For mine, I was really just making it up as I went along, according to my brief and limited research. Ribbing was not known until quite some time later, so the top of a stocking was a simple one of garter stitch, or perhaps a fancier cuff like Eleanor's, to be folded over or not as the case may be. The stockings were held up with separate garters, either a knitted strip of garter stitch (hence the name), a piece of fabric, or a woven strip such as from tablet-weaving. Knitted stockings were made to imitate the sewn ones by including a "seam" down the back — I used a simple one-stitch purled line, but apparently a wider version can be found.
The yarn is two lovely skeins of Shepherd Sock in Natural, a delight to work with, and the pattern is custom-fitted with help from the Arachne Sock Calculator.
I think that the only thing I would do differently is to move the center of the clock towards the back by 2 stitches, so that it lines up with the edge of the heel flap.

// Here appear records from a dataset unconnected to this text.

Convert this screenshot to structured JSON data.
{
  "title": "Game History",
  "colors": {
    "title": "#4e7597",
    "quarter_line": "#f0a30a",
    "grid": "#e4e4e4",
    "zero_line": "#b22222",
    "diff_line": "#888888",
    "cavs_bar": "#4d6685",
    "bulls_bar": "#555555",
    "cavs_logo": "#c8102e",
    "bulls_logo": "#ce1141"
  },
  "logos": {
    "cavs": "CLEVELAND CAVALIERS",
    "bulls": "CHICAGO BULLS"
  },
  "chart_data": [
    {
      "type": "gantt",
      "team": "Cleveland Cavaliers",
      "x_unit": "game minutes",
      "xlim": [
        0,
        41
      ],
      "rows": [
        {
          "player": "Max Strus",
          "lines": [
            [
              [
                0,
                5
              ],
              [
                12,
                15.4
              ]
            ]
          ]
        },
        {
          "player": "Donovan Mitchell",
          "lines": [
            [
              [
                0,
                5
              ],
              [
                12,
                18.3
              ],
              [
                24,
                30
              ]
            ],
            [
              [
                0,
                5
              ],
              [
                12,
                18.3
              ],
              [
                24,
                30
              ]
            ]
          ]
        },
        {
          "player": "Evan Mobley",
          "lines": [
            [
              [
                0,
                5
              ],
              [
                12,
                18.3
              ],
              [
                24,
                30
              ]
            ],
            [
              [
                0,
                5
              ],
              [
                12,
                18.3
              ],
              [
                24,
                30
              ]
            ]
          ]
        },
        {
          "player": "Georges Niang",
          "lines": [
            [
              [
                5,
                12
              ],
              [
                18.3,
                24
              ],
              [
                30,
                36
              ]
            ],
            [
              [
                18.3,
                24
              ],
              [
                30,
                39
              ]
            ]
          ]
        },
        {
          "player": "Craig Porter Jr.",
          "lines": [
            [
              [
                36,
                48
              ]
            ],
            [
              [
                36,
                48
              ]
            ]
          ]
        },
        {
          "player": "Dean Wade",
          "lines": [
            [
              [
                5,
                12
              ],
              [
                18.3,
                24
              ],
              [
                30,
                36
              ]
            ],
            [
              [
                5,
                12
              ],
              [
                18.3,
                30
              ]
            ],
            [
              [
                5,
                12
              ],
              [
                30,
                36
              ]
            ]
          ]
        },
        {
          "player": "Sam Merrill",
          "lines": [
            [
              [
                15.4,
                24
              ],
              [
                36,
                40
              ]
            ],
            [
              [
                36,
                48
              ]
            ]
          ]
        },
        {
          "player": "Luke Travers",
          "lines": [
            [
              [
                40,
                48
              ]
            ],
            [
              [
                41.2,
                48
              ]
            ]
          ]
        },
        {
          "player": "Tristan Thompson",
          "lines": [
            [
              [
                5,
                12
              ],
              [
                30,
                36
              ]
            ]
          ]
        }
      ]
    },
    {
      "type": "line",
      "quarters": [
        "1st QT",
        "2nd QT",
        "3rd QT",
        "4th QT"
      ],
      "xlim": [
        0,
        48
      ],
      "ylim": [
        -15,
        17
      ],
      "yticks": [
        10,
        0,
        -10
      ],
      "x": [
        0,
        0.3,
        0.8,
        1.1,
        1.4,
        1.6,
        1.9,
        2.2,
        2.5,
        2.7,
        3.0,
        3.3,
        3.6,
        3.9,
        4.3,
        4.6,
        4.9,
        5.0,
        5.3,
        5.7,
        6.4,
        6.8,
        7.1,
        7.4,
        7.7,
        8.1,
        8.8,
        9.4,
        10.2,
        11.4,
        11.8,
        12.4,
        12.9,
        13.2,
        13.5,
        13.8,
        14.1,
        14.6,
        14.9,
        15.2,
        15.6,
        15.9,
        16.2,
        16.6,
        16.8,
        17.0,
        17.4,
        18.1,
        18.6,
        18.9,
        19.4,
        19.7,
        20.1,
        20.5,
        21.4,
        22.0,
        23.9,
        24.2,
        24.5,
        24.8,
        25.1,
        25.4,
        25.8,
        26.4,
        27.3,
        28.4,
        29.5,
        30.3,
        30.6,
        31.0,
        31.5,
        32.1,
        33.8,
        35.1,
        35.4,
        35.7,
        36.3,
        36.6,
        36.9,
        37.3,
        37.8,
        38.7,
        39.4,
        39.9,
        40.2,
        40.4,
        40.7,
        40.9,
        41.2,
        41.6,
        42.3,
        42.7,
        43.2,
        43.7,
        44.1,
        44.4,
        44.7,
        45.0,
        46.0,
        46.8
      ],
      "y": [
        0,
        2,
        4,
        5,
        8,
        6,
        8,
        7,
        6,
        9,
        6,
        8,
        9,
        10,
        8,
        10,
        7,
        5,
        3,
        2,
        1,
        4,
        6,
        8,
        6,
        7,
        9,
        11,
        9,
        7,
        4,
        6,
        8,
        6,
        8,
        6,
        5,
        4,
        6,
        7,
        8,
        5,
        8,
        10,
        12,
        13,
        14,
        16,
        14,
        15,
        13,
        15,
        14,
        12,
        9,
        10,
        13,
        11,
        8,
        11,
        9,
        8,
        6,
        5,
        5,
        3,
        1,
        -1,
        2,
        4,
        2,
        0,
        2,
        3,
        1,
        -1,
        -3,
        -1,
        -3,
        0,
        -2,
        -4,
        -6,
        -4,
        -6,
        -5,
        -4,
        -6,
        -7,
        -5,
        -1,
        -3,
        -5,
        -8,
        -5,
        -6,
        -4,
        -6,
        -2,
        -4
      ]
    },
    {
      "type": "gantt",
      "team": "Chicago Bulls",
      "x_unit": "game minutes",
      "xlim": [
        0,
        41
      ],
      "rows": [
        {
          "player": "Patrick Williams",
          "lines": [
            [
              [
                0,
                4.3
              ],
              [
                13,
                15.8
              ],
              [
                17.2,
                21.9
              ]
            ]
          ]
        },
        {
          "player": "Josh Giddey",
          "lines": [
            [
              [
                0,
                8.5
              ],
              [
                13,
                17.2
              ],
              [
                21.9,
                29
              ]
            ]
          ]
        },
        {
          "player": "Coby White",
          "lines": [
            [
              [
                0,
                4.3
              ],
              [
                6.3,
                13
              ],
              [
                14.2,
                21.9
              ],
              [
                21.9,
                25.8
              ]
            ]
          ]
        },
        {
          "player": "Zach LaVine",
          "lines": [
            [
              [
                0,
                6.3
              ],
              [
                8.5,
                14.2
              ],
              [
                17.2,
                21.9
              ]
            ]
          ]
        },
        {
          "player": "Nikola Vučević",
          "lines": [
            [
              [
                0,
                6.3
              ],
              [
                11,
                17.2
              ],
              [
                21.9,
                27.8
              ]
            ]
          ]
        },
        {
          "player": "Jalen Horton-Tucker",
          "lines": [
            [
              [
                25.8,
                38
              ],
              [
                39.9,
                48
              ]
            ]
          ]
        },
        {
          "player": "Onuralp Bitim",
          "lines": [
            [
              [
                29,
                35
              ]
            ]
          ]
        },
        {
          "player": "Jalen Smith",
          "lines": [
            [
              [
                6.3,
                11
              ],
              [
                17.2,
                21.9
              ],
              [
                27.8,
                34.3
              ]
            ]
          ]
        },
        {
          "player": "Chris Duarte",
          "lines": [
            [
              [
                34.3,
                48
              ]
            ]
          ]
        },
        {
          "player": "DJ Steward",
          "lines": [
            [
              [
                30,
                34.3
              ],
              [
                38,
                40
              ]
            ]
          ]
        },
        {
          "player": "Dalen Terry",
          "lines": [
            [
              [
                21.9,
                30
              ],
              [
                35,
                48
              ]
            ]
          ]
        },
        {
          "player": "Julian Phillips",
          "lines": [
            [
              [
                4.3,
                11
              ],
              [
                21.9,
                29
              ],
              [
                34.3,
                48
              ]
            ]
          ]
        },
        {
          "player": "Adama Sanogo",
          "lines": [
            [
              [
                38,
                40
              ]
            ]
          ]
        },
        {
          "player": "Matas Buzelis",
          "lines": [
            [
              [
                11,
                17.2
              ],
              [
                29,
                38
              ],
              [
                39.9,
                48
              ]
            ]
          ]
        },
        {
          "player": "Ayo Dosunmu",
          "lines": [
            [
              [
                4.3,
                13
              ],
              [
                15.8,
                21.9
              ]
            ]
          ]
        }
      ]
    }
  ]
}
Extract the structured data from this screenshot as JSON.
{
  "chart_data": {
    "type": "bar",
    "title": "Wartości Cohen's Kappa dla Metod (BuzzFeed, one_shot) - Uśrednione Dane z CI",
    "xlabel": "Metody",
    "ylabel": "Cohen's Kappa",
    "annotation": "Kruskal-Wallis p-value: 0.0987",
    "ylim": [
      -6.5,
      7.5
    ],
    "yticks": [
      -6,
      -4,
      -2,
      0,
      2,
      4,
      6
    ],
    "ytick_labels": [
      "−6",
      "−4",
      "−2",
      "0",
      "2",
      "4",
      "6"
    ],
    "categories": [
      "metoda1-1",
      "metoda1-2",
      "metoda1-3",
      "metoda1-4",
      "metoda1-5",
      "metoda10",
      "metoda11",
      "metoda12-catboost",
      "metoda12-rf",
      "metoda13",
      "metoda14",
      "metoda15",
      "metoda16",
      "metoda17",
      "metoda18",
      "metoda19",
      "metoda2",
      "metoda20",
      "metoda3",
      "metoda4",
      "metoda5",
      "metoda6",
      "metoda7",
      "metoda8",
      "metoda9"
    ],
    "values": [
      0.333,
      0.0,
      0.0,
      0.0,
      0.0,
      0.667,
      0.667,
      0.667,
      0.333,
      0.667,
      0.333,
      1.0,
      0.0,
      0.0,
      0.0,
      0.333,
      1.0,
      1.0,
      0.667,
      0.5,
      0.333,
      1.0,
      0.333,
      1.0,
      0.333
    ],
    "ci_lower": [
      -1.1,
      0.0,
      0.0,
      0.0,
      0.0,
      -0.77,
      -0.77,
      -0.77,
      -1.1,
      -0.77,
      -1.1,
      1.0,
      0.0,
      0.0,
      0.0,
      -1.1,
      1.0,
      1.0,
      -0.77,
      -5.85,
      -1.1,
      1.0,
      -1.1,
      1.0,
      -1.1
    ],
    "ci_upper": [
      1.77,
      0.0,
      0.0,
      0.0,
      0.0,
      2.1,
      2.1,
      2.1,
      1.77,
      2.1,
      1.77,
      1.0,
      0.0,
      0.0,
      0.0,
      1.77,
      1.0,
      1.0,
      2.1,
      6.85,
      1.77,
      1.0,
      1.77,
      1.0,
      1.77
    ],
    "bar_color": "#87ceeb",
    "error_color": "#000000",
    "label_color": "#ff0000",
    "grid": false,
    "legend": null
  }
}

If I'd thought about it more thoroughly, I probably would have realized that the center of the side is two stitches towards the instep, and not in line with the gusset decreases. (Smacks forehead.)
The heel is the "common shaped heel" from Nancy Bush's Folk Socks book, which is I think essentially the same as the Exenterata one. The only modification I made from Bush's version was to not cut the yarn but simply use a three-needle bind-off instead of grafting the bottom-of-the-heel stitches. Yes, I know, I thought "a bind-off on the bottom of the foot!" too, but I was going more for historical accuracy, as grafting apparently wasn't known for quite some years more, and as it happens, at this gauge and for so short a length as this, I can't feel it at all.
This is how the heel looks in progress from the inside — the line of knit stitches is the "seam", then the three-needle bind-off goes on up to where the needles meet —
I used the round toe — it seems that a wedge toe was more commonly used in early hand-knitted stockings, with a three-needle bind-off, but that seam, I think, you would feel more easily than one at the bottom of your heel, and so the second-earliest option won out.
And so — as far as a Faire gown is concerned anyway, I've had my fling with knitting — on to sewing!